Anyway, Mike Parrott seems here to be on the brink of a humiliating discovery, his eyes fixed on the horizon as if an airplane skywriter is spelling out the last letters of a message that Mike Parrott’s wife has run away with some other Mariner that Mike Parrott has always fervently believed to be a douchebag. In the season to come, Mike Parrott will valiantly battle the creeping self-doubt apparent in this picture, going 14-12 with a respectable 3.77 ERA. He will even begin the following year with a win, but then he will lose every single other game that year, 16 games in a row, to finish 1-16. I don’t know if Mike Parrott’s tinted glasses contributed to the monumental losing streak, but one has to wonder why a guy whose home games were in the roofed Kingdome would be drawn to glasses that were always a little too dark when the wearer of them was inside.
1. 2 comments from old CG site:
pete millerman said…
…having myself spent the better part of the mid-to-late 1970’s sporting the model of wire-rimmed aviator eyeglass frames known as “the Ogilvie” in deference to gifted child thespian Alfred Lutter, I think I can pretty much state definitively that Banging Rocks Together and Thinking About the Moon is, in itself, no small achievement.
6:32 PM
Josh Wilker said…
“The Ogilvie” model persisted in some quarters beyond the 1970s, though in those later years it was more often known as “The Koresh.”
9:11 AM
2. Did I ever mention that Parrott looks like my buddy The Wig back 20 years ago or so? Wig had aviator frames back then and a white man’s afro; it would’ve been a jewfro that would’ve made Ari Tennebaum proud. But he wasn’t Semitic, he was Irish.
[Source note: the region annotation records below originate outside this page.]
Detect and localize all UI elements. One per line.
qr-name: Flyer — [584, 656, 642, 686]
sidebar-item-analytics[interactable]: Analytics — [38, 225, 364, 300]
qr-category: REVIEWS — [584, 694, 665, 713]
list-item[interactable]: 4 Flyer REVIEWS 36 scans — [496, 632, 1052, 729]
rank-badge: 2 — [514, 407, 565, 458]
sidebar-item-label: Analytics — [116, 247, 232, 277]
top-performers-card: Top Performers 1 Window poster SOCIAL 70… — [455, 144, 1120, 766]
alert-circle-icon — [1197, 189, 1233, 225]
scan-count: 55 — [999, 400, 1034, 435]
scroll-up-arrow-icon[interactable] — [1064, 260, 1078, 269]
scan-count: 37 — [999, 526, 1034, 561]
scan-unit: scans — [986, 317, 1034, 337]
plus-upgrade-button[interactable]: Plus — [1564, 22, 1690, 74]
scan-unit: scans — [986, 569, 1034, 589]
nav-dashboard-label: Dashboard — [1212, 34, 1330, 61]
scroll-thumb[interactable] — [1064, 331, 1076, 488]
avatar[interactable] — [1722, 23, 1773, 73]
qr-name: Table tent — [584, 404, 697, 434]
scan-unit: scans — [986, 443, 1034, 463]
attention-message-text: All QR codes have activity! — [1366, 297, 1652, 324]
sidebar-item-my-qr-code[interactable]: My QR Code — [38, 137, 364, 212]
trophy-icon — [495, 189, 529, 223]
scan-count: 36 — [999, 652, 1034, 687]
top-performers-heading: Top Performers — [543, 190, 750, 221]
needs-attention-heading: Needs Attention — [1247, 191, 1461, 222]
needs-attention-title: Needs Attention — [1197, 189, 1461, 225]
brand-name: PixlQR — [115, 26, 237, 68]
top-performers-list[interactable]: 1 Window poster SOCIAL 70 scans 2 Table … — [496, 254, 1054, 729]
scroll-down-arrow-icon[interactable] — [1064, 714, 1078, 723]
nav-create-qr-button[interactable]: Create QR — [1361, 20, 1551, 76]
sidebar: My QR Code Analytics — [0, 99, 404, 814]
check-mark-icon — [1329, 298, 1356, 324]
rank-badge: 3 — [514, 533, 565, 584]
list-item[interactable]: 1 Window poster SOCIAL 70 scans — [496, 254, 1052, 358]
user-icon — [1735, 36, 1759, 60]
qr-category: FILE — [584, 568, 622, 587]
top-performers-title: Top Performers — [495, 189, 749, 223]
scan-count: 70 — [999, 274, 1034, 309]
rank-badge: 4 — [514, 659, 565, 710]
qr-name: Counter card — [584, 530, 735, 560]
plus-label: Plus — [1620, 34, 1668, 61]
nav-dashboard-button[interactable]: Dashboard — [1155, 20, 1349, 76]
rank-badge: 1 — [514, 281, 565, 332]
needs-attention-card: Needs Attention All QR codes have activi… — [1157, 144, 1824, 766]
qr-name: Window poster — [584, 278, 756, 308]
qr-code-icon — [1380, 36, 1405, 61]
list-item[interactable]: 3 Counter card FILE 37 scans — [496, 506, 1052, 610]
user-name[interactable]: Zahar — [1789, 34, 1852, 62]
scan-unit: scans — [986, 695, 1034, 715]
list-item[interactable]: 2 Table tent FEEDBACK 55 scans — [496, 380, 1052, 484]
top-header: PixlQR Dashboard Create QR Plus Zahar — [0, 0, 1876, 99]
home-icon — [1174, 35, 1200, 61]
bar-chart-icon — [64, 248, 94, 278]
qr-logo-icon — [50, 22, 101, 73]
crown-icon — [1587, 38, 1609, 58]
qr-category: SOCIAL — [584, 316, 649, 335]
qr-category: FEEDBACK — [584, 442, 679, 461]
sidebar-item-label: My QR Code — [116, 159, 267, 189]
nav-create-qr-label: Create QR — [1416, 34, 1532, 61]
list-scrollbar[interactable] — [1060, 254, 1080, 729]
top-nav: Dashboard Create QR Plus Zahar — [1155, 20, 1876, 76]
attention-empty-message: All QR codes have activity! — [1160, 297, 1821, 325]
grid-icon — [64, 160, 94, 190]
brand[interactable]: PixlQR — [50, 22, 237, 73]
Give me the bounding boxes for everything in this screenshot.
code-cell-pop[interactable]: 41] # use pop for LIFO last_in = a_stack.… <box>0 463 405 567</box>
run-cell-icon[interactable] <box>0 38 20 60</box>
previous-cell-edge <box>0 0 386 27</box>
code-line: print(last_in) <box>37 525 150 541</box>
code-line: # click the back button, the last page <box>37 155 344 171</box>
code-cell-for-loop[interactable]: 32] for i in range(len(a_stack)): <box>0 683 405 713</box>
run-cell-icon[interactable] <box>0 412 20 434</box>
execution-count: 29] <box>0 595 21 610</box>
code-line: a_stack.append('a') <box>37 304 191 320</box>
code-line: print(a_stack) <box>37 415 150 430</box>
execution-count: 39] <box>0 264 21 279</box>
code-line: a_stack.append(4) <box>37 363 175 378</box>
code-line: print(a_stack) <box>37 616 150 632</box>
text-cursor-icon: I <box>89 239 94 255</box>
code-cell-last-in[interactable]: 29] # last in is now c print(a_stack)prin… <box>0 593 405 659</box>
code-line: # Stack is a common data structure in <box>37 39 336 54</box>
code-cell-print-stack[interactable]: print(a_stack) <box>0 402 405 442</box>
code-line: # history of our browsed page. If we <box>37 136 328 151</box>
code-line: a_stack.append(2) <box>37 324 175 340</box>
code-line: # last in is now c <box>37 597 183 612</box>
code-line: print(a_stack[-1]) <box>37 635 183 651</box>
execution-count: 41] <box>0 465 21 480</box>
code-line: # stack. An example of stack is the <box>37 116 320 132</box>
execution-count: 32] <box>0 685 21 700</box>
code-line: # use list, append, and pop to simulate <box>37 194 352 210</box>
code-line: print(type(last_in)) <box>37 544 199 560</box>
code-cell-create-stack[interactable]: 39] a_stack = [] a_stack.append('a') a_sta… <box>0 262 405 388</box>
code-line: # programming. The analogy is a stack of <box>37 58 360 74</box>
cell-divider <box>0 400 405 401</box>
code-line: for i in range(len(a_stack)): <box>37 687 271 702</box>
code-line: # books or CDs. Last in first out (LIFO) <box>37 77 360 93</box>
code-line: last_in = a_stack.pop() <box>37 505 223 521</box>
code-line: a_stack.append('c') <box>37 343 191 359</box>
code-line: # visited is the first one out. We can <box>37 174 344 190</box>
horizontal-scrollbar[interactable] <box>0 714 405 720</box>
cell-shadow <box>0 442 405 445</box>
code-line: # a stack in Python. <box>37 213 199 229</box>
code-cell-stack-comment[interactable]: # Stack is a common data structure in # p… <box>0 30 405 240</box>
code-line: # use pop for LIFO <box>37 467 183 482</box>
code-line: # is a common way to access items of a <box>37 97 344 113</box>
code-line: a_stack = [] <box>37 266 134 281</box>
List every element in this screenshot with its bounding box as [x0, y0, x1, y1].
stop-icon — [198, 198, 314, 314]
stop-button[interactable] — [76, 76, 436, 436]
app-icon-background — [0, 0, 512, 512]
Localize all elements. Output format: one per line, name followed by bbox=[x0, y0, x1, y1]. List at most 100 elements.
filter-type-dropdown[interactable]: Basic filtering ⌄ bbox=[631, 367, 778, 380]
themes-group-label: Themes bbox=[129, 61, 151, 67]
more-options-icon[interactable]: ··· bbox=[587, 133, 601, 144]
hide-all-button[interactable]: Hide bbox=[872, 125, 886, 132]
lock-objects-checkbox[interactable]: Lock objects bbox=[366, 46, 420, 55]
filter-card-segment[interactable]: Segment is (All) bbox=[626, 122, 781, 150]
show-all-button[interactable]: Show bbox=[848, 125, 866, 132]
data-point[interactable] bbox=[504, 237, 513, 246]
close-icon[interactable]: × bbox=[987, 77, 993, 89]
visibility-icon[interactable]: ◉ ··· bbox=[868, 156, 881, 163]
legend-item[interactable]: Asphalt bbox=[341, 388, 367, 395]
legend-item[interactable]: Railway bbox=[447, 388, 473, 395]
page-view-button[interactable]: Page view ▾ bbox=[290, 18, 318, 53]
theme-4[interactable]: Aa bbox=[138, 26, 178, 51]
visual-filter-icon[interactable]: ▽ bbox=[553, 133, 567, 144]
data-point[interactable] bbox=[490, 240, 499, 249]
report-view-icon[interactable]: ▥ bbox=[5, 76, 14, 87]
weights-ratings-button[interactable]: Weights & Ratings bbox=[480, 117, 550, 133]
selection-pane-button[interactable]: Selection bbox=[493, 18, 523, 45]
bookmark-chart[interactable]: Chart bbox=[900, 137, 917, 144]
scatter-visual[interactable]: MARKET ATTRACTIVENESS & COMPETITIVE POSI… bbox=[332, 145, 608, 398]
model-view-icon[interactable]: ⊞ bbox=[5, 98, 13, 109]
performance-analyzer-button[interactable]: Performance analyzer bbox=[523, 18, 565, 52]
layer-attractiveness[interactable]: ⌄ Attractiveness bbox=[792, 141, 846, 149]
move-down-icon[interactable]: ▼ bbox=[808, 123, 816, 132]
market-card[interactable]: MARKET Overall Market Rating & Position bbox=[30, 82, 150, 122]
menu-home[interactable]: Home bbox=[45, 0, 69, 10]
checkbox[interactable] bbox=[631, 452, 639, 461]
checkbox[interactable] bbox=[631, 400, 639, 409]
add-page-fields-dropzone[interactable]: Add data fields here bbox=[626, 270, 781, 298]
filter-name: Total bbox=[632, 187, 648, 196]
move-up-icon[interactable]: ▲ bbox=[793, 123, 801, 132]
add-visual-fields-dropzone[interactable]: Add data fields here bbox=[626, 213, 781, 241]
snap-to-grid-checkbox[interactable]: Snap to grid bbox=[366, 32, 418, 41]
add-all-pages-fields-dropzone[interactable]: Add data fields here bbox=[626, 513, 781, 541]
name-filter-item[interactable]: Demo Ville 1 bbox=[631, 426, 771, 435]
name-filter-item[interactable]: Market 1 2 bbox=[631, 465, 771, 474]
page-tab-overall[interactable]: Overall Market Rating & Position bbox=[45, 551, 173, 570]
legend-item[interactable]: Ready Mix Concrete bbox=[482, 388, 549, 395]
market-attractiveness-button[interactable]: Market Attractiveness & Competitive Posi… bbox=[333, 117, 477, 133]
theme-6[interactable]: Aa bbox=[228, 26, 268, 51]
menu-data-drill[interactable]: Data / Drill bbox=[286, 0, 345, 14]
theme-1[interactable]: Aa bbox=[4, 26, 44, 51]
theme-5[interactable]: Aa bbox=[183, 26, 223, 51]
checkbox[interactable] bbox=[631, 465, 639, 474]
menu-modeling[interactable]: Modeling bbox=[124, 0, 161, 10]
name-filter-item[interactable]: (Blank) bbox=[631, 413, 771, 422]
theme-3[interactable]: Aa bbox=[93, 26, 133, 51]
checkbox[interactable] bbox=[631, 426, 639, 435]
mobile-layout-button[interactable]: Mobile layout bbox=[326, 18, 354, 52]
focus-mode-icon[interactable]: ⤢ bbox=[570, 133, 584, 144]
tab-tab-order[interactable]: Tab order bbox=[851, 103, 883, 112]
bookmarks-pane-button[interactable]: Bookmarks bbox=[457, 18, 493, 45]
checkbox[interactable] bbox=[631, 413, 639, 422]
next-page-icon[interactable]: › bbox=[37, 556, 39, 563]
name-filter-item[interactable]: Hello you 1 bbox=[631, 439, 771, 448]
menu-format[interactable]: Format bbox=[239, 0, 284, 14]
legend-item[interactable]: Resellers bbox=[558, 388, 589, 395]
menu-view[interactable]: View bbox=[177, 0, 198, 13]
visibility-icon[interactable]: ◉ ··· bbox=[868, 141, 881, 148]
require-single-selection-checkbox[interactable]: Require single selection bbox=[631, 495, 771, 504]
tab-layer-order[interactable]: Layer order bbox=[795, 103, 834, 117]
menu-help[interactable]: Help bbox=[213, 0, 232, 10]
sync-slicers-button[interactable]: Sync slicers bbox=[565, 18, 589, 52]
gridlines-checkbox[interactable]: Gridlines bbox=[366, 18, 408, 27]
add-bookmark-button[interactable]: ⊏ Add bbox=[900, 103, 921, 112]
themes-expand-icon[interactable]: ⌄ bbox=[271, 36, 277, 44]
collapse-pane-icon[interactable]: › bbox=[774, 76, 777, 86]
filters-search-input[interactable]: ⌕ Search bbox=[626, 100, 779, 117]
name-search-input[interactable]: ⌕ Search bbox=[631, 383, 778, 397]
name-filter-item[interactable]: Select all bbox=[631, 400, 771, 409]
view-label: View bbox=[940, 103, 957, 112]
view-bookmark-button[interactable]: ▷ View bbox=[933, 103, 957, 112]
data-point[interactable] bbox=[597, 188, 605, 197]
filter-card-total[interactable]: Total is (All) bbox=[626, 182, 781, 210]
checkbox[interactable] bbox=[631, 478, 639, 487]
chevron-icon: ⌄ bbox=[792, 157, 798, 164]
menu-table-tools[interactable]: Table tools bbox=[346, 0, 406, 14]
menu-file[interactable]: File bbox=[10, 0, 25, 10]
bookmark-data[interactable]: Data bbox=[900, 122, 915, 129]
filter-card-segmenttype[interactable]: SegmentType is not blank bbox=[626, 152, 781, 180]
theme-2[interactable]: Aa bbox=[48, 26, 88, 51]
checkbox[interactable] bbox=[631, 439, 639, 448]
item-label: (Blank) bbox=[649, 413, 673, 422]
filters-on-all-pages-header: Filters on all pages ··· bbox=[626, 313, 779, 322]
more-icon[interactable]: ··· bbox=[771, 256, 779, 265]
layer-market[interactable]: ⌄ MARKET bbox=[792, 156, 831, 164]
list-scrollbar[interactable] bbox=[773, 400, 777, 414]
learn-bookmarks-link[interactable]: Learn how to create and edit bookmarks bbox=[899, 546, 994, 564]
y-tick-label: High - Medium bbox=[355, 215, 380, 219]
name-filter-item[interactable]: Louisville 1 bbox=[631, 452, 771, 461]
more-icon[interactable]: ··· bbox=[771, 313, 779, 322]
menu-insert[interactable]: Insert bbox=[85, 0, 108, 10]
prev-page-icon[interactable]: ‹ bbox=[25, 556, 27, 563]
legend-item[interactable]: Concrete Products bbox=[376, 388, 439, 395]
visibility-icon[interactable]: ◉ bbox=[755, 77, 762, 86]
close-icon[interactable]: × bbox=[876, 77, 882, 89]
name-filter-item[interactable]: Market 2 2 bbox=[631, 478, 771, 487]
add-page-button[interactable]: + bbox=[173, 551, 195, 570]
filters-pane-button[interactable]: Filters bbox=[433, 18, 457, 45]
He got his nickname when we crossed over to border to Massachusetts. Anthony’s was the name of our destination. It was (is?) a titty bar near Westover Air Force Base. Unlike Connecticut, Massachusetts allowed the Canadian ballet to serve alcohol AND show full frontal nudity at the same time.
In any event,there was a group of guys sitting across the runway from us. They thought that Ed was wearing a toupee and offered a dancer $50 to tear it off of his head. This gal was doing the bump and grind with Ed, steaming his glasses while the guys across the way were chanting “Wig! Wig Wig!” She chickened out and wouldn’t pull off his toupee and told him what was going on.
“See this!’ He yelled across the catwalk while he yanked his hair. “It’s all real.”
He’s had that nickname ever since.
I had a pair of those stupid over-sized tinted glasses. My mom had to pay extra to get “feather-weight” lenses, because my vision was worsening every year (pre-contacts). They still looked really thick. One tough guy on my baseball team called me Coke Bottles. The next football season and baseball season I wore prescription “Sport Specs,” which were the kind that Chargers wide receiver John Jefferson used to wear. See http://i.cdn.turner.com/sivault/si_online/covers/images/1979/0820_large.jpg
The same player that called me coke bottles started calling me Jabbar.
These were a little cooler than the tinted lenses but they fogged up contantly under my football helmet. So I bought from the sports store an anti-fog stick. It was like putting chapstick on your lenses and then smearing it evenly so you can see through the shit. Sweat would create bizzare visual imagery across my lenses. Trying to catch kicks and punts through these lenses was like looking through a pastel Monet painting trying to catch a beebee.
With contacts today all those great pictures of bespeckled ballplayers are just classic images of the past.